Pritzker’s $51 million cash infusion could be a sign that high-priced consultants agree pandemic economics will make it a tough to win 60-percent of votes needed to adopt the constitutional amendment, which is projected to collect an additional $3.6 billion from taxpayers every year.

A “Vote Yes For Fairness” advertisement that debuted online Tuesday definitely massaged the “fair tax” message with a coronavirus twist, making the argument: “It’s not fair to force our essential workers to pay the same tax rate as millionaires and billionaires.”

If that kind of political spin is worth gambling $56 million of his inherited wealth, well, that’s on Pritzker.

But it’s hard to see what’s so fair about a governor leveraging his billions to court votes for a tax increase.

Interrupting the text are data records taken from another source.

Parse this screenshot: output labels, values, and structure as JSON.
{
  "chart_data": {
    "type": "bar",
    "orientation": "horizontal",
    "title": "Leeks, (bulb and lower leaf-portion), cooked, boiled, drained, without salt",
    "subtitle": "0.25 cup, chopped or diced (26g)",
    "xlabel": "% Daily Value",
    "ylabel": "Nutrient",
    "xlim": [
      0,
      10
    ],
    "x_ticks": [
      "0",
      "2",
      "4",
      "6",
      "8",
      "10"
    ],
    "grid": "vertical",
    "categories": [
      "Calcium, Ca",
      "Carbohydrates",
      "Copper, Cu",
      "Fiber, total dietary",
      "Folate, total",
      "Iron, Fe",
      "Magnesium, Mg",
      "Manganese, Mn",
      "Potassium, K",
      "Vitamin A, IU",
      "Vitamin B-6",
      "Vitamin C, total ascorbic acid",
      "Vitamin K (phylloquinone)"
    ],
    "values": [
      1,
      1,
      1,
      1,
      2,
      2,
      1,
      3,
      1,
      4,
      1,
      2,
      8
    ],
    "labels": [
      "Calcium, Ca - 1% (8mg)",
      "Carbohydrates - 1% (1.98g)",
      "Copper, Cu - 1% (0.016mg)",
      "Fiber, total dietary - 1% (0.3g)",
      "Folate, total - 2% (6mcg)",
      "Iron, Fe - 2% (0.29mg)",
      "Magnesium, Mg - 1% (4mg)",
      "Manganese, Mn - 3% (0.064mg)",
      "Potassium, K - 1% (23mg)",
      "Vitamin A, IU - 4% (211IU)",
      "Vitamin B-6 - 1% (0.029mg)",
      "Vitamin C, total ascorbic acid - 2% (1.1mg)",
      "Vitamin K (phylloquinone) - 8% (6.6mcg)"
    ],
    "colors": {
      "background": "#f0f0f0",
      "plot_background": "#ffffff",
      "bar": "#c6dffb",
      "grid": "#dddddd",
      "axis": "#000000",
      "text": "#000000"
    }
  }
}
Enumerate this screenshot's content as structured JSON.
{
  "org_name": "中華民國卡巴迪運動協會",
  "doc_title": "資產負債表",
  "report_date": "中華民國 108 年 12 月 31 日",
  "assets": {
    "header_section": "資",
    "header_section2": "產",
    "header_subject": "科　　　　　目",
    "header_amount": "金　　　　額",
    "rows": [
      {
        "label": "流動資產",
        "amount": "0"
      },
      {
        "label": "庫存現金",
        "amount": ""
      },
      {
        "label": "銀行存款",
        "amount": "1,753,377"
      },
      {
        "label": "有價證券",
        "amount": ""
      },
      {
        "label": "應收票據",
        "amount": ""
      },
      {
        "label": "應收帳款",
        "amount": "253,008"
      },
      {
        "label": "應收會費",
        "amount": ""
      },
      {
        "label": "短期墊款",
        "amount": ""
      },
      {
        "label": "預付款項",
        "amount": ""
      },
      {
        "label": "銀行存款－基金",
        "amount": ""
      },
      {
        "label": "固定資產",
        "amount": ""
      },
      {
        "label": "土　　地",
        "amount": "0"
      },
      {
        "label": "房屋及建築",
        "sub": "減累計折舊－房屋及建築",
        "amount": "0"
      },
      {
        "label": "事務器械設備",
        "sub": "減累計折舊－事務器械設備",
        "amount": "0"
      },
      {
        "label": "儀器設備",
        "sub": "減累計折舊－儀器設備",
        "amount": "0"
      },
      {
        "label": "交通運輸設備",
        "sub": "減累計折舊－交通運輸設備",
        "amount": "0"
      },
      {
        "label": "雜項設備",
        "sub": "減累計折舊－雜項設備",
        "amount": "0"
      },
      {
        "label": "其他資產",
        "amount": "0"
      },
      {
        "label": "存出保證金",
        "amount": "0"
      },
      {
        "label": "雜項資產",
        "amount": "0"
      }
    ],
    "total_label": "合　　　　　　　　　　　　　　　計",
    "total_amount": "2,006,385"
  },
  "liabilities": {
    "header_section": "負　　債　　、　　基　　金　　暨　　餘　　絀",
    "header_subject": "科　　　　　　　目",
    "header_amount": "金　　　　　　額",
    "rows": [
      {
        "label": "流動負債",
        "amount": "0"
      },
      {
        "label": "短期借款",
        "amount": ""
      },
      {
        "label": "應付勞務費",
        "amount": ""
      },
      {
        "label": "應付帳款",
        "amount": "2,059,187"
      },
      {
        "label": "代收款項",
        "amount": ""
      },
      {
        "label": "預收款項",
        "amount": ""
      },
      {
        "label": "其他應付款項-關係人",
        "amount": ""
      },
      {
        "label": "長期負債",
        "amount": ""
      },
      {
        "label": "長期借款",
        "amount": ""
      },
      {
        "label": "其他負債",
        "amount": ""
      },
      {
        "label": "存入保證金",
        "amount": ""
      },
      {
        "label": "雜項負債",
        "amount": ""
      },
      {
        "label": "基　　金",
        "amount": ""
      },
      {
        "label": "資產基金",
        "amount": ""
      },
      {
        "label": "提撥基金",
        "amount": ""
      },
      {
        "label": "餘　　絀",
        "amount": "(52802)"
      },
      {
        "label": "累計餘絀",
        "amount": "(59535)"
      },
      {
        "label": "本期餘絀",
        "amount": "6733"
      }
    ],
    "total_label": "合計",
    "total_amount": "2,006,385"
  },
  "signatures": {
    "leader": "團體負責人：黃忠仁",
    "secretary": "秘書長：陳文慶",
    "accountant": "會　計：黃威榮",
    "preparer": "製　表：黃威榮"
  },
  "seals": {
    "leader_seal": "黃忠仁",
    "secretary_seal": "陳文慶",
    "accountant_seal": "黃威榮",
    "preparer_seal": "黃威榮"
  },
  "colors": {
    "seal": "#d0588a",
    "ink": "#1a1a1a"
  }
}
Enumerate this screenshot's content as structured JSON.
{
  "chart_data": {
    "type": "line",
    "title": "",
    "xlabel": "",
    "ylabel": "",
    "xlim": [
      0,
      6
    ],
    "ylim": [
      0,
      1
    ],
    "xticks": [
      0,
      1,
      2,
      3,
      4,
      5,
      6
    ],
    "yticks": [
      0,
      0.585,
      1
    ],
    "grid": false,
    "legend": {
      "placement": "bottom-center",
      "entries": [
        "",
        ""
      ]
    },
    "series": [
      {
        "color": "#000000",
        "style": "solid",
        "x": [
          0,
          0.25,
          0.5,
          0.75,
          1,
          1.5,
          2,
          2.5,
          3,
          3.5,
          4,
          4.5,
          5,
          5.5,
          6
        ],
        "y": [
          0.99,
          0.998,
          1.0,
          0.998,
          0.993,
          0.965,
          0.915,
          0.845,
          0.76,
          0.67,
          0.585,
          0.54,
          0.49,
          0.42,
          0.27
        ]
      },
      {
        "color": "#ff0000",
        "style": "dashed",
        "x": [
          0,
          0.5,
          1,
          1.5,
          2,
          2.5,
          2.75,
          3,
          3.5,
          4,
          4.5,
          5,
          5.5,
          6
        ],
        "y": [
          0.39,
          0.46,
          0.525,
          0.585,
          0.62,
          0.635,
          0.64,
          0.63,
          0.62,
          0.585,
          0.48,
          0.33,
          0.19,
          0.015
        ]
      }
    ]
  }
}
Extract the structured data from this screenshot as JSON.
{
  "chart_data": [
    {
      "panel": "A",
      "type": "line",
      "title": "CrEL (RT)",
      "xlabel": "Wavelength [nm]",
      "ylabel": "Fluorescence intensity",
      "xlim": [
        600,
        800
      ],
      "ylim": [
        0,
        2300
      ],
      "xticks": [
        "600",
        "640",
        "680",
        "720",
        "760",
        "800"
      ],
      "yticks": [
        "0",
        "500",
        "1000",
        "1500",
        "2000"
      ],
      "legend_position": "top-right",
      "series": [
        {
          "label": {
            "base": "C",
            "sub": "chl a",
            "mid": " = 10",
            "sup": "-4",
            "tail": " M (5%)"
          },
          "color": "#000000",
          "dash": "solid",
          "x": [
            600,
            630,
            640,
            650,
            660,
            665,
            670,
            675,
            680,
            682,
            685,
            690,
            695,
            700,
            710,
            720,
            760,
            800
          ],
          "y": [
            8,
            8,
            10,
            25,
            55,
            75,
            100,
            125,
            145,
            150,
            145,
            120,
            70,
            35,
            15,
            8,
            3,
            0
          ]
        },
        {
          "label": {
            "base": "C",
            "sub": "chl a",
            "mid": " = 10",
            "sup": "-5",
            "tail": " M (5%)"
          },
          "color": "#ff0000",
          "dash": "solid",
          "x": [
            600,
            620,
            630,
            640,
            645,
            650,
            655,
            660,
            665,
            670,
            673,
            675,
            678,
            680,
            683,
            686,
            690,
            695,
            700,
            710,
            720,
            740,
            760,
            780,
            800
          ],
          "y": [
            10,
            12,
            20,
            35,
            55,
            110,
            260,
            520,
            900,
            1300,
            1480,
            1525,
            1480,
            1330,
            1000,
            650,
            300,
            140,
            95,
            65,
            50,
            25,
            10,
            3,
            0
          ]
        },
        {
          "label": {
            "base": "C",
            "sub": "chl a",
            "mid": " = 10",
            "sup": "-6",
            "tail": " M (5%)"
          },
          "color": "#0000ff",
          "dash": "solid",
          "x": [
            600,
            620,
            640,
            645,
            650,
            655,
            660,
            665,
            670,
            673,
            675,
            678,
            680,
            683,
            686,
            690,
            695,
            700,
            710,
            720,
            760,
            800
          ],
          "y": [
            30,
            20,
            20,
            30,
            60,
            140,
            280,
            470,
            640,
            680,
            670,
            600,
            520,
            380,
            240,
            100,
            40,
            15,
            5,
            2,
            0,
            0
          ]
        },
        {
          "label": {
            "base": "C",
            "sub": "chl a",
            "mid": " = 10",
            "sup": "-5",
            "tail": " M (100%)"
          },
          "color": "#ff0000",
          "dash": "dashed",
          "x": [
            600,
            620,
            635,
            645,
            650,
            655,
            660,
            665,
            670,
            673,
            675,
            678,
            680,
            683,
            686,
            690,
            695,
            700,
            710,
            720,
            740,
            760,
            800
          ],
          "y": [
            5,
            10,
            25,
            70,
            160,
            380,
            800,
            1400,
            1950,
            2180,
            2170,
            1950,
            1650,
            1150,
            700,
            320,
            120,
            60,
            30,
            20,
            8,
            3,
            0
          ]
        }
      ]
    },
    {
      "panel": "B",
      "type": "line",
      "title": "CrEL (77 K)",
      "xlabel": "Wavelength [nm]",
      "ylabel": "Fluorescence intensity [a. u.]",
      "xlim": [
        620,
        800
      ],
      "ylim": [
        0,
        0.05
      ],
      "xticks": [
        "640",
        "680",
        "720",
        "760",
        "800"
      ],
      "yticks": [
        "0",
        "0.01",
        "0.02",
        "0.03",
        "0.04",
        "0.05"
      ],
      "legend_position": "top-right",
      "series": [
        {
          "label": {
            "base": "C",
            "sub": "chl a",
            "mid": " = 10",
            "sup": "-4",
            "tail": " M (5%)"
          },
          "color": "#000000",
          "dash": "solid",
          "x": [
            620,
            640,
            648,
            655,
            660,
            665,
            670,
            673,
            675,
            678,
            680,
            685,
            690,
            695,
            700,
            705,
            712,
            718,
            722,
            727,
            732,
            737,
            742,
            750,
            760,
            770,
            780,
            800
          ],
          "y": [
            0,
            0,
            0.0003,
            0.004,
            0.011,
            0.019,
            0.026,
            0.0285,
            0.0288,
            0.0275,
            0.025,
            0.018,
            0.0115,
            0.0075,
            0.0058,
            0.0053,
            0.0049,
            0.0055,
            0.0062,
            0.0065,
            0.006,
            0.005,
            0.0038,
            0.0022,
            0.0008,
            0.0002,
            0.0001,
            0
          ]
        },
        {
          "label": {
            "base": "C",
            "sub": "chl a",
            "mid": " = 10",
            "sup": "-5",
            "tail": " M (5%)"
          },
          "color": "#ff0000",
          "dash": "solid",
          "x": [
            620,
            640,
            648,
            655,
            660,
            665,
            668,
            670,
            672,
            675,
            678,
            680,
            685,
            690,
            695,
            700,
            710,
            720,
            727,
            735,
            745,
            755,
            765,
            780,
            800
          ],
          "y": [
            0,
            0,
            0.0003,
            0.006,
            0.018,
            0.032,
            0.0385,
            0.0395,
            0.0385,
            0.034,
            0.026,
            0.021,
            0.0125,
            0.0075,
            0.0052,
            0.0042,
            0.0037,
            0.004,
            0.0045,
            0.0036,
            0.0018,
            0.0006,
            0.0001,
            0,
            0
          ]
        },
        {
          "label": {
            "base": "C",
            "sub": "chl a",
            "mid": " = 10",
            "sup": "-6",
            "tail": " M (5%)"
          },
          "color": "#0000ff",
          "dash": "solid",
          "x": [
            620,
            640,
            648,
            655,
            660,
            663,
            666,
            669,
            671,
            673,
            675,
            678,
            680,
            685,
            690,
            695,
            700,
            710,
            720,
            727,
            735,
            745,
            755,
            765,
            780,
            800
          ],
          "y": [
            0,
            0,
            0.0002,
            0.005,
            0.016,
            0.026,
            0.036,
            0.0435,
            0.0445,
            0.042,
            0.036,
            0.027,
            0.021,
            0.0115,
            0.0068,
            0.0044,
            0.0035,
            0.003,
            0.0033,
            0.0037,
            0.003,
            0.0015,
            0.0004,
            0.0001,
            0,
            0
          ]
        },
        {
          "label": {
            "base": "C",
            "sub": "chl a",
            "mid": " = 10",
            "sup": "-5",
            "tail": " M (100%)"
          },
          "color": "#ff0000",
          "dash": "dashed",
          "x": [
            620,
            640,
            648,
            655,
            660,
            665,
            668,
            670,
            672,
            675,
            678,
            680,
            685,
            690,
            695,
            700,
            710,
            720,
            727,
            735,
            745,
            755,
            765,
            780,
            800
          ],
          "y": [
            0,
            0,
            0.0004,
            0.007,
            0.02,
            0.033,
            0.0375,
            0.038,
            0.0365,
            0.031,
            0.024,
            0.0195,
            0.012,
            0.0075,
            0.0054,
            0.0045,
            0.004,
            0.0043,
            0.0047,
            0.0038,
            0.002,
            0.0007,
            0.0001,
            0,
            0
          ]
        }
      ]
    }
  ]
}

Not when more than 1 million Illinoisans are out of work, and so many of them struggled received unemployment benefits when they needed them most.

Not when nearly 2 million people rely on food assistance programs and community pantries are serving more people than ever before.

Not when 20 percent of restaurants statewide are expected to permanently close.

And not when almost every weekend this summer, a new tsunami of shootings has crashed on poor Black neighborhoods in Chicago long starved of economic investment, opportunity and hope — the same communities also have suffered most from COVID-19.

There’s got to be a better way for our governor to spend $56 million during times like these.

But what do I know? I’m not a billionaire who wants to be president some day.

Mark Konkol, recipient of the 2011 Pulitzer Prize for local reporting, wrote and produced the Peabody Award-winning series, “Time: The Kalief Browder Story.” He was a producer, writer and narrator for the “Chicagoland” docu-series on CNN, and a consulting producer on the Showtime documentary, “16 Shots.